Heirloom: Notes from an Accidental Tomato Farmer describes the conversion of author Tim Stark from freelance writer living in Brooklyn, New York to heirloom tomato farmer back at his family place, Eckerton Hill Farm, outside Lenhartsville, PA. (Obviously enough, though, this is a book we’re talking about. Once a writer, always a writer.)
Now, our friend Ben’s and Silence’s favorite fantasy reading has always been about derring-do involving back-to-the-land adventures. From childhood’s Little House on the Prairie books and pretty much any book about Daniel Boone, Davy Crockett, and their ilk, to grad school’s Good Life books by Helen and Scott Nearing and well-thumbed issues of Organic Gardening and Mother Earth News, to today’s Animal, Vegetable, Miracle by Barbara Kingsolver, Wendell Berry’s Port William novels, and Donald McCaig’s An American Homeplace, that pioneer spirit, the centrality of the land, of finding one’s place on earth, has always been “it” for us. (Remember the choleric little Gerald O’Hara shouting in Gone with the Wind, “Land is the only thing that matters, Katie Scarlett!” No, not the only thing. Just the thing.)
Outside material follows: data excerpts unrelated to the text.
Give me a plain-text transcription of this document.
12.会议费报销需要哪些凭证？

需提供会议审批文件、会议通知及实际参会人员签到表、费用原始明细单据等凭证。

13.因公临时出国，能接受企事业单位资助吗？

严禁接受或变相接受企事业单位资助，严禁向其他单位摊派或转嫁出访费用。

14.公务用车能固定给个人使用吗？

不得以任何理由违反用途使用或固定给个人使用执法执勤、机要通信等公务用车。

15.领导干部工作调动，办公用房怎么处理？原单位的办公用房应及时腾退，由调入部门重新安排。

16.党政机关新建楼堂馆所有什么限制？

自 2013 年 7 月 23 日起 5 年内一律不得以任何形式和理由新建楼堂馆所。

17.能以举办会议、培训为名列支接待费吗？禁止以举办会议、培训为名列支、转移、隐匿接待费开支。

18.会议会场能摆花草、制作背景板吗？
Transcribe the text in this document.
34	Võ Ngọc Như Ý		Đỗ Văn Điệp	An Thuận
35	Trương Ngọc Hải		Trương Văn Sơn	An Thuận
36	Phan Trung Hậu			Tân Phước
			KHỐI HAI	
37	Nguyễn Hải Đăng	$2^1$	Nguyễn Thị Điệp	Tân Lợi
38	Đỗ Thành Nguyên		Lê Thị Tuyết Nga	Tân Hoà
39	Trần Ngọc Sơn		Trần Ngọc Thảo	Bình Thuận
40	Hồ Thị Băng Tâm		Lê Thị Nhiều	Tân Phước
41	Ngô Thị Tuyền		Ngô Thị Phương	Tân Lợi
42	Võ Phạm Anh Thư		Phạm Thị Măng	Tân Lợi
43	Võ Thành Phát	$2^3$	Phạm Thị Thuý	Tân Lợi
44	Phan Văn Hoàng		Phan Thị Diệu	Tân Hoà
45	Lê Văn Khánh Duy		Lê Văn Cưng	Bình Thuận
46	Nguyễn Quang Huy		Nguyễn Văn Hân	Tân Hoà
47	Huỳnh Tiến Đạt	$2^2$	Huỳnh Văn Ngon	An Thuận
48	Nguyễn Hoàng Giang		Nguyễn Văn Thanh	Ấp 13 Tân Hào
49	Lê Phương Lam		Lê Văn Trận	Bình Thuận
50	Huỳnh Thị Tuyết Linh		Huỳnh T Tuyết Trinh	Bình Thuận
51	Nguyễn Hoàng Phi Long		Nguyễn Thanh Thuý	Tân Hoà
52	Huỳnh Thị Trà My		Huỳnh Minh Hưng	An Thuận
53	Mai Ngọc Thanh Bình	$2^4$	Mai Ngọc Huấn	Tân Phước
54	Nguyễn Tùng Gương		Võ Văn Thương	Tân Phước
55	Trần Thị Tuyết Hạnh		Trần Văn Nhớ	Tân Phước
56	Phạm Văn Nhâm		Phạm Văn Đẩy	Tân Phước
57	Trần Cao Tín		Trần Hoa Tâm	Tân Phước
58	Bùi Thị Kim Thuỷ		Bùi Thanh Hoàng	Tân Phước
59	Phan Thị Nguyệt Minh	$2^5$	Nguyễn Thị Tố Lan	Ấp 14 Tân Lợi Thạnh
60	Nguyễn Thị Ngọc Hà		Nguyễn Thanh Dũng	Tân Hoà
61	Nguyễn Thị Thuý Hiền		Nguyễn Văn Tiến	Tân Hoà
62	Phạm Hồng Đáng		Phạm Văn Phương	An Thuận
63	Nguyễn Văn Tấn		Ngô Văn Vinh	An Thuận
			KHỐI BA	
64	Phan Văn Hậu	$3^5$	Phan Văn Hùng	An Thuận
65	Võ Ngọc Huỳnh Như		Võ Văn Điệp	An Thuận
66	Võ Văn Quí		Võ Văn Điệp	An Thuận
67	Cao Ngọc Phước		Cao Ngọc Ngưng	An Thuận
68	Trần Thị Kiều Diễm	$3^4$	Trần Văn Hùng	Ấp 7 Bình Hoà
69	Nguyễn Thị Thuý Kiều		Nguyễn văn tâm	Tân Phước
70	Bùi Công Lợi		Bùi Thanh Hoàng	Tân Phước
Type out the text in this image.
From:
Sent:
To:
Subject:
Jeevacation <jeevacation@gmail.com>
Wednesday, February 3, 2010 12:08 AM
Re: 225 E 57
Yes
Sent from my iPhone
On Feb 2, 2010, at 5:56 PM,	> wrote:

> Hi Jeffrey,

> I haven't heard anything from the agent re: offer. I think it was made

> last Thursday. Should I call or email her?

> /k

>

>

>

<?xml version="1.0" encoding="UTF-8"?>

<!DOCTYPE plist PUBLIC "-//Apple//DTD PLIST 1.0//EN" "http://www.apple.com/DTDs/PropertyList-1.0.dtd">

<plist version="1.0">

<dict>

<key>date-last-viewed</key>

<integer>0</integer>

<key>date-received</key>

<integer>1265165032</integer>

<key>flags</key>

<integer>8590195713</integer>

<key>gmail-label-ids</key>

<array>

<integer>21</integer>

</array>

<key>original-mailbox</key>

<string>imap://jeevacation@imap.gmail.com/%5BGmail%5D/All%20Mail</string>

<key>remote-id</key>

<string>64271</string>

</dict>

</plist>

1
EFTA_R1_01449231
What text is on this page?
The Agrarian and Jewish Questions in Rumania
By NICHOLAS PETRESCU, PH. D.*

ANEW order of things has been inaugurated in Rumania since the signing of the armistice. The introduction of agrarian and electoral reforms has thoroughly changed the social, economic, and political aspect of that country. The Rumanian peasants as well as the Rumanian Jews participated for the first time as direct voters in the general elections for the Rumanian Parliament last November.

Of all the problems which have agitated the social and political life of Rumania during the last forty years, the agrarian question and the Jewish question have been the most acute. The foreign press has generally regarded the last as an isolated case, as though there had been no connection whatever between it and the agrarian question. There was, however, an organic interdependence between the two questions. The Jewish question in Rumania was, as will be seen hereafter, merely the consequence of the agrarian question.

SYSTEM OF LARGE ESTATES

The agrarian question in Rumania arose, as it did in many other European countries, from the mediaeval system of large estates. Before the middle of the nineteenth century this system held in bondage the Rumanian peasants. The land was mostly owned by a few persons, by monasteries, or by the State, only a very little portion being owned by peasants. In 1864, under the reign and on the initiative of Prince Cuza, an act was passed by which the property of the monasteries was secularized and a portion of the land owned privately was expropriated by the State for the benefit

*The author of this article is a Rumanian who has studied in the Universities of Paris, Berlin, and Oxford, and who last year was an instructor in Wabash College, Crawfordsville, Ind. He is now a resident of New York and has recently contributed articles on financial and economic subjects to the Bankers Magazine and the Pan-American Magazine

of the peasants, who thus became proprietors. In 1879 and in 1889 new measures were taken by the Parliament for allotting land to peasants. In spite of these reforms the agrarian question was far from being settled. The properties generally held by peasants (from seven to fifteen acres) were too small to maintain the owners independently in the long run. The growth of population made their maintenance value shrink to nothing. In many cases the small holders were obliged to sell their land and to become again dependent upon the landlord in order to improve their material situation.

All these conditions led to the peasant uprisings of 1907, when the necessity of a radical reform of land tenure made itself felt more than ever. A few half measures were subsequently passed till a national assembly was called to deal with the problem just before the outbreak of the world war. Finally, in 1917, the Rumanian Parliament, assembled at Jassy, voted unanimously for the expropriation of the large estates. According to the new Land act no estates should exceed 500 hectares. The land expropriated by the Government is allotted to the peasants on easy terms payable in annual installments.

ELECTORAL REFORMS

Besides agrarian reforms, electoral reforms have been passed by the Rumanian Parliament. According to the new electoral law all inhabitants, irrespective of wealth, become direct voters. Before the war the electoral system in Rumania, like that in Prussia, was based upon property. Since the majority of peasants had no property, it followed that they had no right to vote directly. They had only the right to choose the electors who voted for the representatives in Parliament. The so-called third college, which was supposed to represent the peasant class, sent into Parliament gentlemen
So imagine our delight when we discovered a back-to-the-land book with a real-life setting about half an hour from our rural home, Hawk’s Haven, located in the precise middle of nowhere, PA! We pass through Lenhartsville regularly en route to Hawk Mountain Sanctuary, that preeminent hawk migration site on the Kittatinny Ridge. We even think we recognize the description of the author’s home place. And of course, Tim Stark’s description of his journey of discovery, of how heirloom tomatoes (and heirloom chile peppers) came to define his livelihood and his sense of self, resonated with us. We wannabe back-to-the-landers were in awe: Look, he actually did it!
Mind you, we’re not talking about self-sufficient living here, drawing all your resources from the land, the ultimate produce gardener’s fantasy. Tim Stark is able to do what he does because he sells his heirloom tomatoes in New York City, to high-end chefs and in the fabled Greenmarket, as opposed to, say, the Kutztown Farmers’ Market. From what we can tell, he was also the first person to introduce heirloom, non-red tomatoes to New York, creating demand as well as cornering the market.
This is not the life for everyone, to say the least. But for Tim Stark, it’s turned his private passion—heirloom tomatoes—into a profession. God bless him. And let’s hope that Heirloom will prompt the rest of us to take a good long look at what we really want to do with our lives, and think about turning those dreams into reality. Like the Nearings’ books, which launched the back-to-the-land movement in the ’70s, it’s another wake-up call. As Russia goes to war, Pakistan’s political shakeup further threatens the stability of the Middle East, and yet another hurricane slams into our coasts, our friend Ben thinks Jean-Jacques Rousseau had the right idea: We must cultivate our gardens. And, say, can some tomato sauce.